Por Wilson Izquierdo Gonzales.
Un ruso en la Amazonía
Allá por el año de mil novecientos veinticinco, por el mes de agosto, resultó llegando a La Ochora un emigrante ruso, junto con otros migrantes de la región de la sierra, a los que se los reconocía a primera vista, por su vestimenta muy abrigadora, hecha a base de lana, y de los cuales el ruso no se diferenciaba porque vestía igual que ellos. La presencia de un ruso en el pueblo fue un hecho completamente inusual, debido a que, en esos tiempos, era mucho más frecuente que lleguen a este hermoso pueblo de la selva alta, migrantes de la provincia de Celendín o del vallecito interandino de Guayabamba, por limitar con Rioja y Moyobamba.

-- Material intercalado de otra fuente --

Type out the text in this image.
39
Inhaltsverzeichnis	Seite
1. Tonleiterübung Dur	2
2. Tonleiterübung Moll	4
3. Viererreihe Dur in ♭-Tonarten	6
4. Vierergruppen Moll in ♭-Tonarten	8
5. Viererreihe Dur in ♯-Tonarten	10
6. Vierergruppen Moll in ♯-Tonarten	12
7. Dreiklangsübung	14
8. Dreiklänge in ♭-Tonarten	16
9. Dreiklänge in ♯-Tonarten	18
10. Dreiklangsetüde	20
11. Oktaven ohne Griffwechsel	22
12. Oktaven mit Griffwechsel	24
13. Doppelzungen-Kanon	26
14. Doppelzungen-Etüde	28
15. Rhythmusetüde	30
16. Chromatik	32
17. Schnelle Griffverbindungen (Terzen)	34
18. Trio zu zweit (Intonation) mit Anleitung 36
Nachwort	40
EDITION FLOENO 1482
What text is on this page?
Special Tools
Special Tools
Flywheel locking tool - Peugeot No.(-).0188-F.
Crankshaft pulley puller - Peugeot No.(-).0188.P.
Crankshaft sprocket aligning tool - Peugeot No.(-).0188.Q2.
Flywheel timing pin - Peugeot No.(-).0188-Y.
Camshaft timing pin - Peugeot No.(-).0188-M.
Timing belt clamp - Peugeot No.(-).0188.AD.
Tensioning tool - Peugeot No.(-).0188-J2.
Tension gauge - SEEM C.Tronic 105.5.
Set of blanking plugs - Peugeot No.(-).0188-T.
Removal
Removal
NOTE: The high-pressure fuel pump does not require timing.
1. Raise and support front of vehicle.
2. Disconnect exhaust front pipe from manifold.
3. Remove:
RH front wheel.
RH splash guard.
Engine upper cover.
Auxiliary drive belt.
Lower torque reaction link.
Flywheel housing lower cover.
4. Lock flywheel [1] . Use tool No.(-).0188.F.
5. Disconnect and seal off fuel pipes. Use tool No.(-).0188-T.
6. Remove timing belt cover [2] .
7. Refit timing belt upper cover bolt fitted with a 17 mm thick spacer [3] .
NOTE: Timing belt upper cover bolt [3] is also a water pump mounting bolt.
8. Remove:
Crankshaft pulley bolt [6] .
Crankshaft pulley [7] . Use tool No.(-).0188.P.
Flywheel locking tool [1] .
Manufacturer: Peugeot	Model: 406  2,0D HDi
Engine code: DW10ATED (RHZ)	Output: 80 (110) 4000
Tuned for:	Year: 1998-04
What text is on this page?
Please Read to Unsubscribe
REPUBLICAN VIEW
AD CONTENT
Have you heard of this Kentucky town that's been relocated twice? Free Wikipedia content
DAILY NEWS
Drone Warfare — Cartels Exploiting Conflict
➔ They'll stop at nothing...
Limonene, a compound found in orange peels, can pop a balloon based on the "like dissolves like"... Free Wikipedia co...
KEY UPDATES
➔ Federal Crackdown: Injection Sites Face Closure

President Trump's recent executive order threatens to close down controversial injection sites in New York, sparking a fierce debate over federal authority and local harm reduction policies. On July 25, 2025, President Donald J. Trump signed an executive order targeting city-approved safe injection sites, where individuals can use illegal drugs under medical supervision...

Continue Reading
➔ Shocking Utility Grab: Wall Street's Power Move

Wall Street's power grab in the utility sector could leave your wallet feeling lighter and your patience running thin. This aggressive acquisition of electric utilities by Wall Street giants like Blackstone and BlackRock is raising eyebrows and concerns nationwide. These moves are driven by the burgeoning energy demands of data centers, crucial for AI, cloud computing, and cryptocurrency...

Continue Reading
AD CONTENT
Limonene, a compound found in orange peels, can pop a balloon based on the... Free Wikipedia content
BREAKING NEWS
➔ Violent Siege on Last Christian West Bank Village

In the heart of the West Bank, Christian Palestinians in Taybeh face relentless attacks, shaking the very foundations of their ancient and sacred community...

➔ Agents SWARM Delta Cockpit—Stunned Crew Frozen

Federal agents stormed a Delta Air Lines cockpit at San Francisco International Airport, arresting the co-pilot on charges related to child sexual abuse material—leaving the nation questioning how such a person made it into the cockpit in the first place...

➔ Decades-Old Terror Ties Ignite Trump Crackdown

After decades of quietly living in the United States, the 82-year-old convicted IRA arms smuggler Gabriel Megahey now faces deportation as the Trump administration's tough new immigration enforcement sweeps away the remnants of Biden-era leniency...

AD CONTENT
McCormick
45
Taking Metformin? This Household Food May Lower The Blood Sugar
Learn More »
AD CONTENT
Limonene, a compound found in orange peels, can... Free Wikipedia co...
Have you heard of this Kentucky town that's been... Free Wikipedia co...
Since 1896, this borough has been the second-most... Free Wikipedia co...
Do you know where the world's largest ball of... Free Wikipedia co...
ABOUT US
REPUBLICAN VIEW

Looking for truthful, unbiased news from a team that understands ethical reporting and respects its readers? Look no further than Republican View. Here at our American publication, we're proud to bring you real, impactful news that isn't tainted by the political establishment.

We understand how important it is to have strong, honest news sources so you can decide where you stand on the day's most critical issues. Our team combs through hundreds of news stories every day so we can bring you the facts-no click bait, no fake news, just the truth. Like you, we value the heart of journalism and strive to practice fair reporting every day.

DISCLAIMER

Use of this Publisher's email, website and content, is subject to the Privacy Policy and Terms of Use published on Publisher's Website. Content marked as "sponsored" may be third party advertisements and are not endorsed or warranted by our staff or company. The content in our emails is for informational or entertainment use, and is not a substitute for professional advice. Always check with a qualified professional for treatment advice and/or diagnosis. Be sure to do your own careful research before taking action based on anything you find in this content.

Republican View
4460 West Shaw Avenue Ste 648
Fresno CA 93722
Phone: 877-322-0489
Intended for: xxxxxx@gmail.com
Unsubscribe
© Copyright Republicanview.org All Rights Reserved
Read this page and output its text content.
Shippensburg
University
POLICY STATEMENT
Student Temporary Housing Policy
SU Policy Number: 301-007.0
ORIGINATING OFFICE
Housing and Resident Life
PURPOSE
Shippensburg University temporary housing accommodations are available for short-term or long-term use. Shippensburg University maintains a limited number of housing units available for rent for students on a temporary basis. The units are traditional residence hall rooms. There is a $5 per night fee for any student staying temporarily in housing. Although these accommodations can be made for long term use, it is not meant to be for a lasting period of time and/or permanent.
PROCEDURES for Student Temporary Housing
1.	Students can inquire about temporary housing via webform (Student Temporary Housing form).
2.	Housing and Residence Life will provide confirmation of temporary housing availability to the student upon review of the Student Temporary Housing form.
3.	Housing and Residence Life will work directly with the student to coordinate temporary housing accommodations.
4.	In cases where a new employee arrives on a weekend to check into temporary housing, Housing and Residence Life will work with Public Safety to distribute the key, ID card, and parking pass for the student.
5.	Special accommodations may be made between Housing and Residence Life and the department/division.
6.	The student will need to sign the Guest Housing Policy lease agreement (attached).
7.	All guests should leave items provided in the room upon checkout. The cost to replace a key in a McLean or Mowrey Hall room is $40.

Por ese tiempo, Guayabamba solo era uno de los distritos de la provincia de Chachapoyas. Por Decreto Ley N° 7626 del 31 de octubre de 1932, expedido por el presidente de facto Luis Miguel Sánchez Cerro, pasó a convertirse en provincia del departamento de Amazonas, que tiene siete en total, con el nombre de provincia de Rodríguez de Mendoza, con su capital Mendoza, que no es otro pueblo que Guayabamba, conocido por los “ochorinos”, porque de allí venían los “guayachos”.
El ruso, en su mal hablado español, al llegar a La Ochora dijo que venía procedente de Leymebamba. Claro que eso fue verificado muy rápido por los pobladores del lugar; pues, llegó conjuntamente con cuatro inmigrantes de la provincia de Celendín. Contó además que, cuando se conoció con sus compañeros de viaje, allá en Leymebamba, el ruso tuvo que explicarles que, él hacía ese viaje, en busca de terrenos fértiles y, especialmente, de climas cálidos, por estar cansado de los climas tan fríos y gélidos de su patria.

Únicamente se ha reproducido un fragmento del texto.